The system of creating a character in Starfield is designed for hundreds of hours of role -playing game – if you want it.
In an interview with Kinda Funny Games, the director of the game Todd Howard was asked how the story and character traits of Starfield characters differ from systems created for games such as Fallout 3 and Skyrim. In response, Howard said that Bethesda realized that two important factors are how these features are felt at the very beginning of the game, and how they fit the character, not a list of characteristics.
We have made several games in decades in which there were various characters’ systems, and I think that we have learned a lot in terms "how it is felt when you start the game?

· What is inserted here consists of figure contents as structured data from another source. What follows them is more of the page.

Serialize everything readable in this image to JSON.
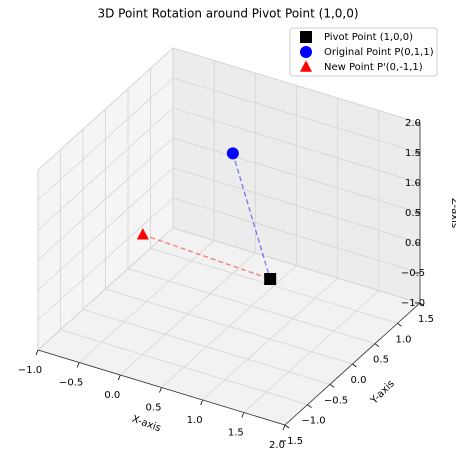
{
  "chart_data": {
    "type": "scatter3d",
    "title": "3D Point Rotation around Pivot Point (1,0,0)",
    "xlabel": "X-axis",
    "ylabel": "Y-axis",
    "zlabel": "Z-axis",
    "xlim": [
      -1,
      2
    ],
    "ylim": [
      -1.5,
      1.5
    ],
    "zlim": [
      -1,
      2
    ],
    "xticks": [
      {
        "value": -1,
        "label": "−1.0"
      },
      {
        "value": -0.5,
        "label": "−0.5"
      },
      {
        "value": 0,
        "label": "0.0"
      },
      {
        "value": 0.5,
        "label": "0.5"
      },
      {
        "value": 1,
        "label": "1.0"
      },
      {
        "value": 1.5,
        "label": "1.5"
      },
      {
        "value": 2,
        "label": "2.0"
      }
    ],
    "yticks": [
      {
        "value": -1.5,
        "label": "−1.5"
      },
      {
        "value": -1,
        "label": "−1.0"
      },
      {
        "value": -0.5,
        "label": "−0.5"
      },
      {
        "value": 0,
        "label": "0.0"
      },
      {
        "value": 0.5,
        "label": "0.5"
      },
      {
        "value": 1,
        "label": "1.0"
      },
      {
        "value": 1.5,
        "label": "1.5"
      }
    ],
    "zticks": [
      {
        "value": -1,
        "label": "−1.0"
      },
      {
        "value": -0.5,
        "label": "−0.5"
      },
      {
        "value": 0,
        "label": "0.0"
      },
      {
        "value": 0.5,
        "label": "0.5"
      },
      {
        "value": 1,
        "label": "1.0"
      },
      {
        "value": 1.5,
        "label": "1.5"
      },
      {
        "value": 2,
        "label": "2.0"
      }
    ],
    "grid": true,
    "legend": "upper right",
    "series": [
      {
        "name": "Pivot Point (1,0,0)",
        "color": "#000000",
        "marker": "square",
        "x": [
          1
        ],
        "y": [
          0
        ],
        "z": [
          0
        ]
      },
      {
        "name": "Original Point P(0,1,1)",
        "color": "#0000ff",
        "marker": "circle",
        "x": [
          0
        ],
        "y": [
          1
        ],
        "z": [
          1
        ]
      },
      {
        "name": "New Point P'(0,-1,1)",
        "color": "#ff0000",
        "marker": "triangle",
        "x": [
          0
        ],
        "y": [
          -1
        ],
        "z": [
          1
        ]
      }
    ]
  }
}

What these first decisions look like before you understand what the rules of the game are actually?". This is always a difficult task".
Improving your build before you get a true understanding of the whole game is the constant concern of RPG fans, but Howard says that the team also thinks about how the decisions that you make at the beginning of the game will form your character for tens – if Not hundreds – hours:
And then "how deep the game will be if you play 20 hours, or 50 hours, or 100 hours, or 500 hours?. I think that in Starfield we got to the very point, giving you this experience directly from the first minutes of the game, where you are going to choose some initial skills with your past. But there is also a highlight in this – people want to play role -playing games. They do not want to see in it only a list of numbers.
Howard gave an example with a cook – if this is your biographical experience, how it will affect what you can do in your history, unlike simple influence on various parameters? In the recent Starfield Direct, we saw how a character with a hunting past was able to get a higher fee for the capture of an exotic animal.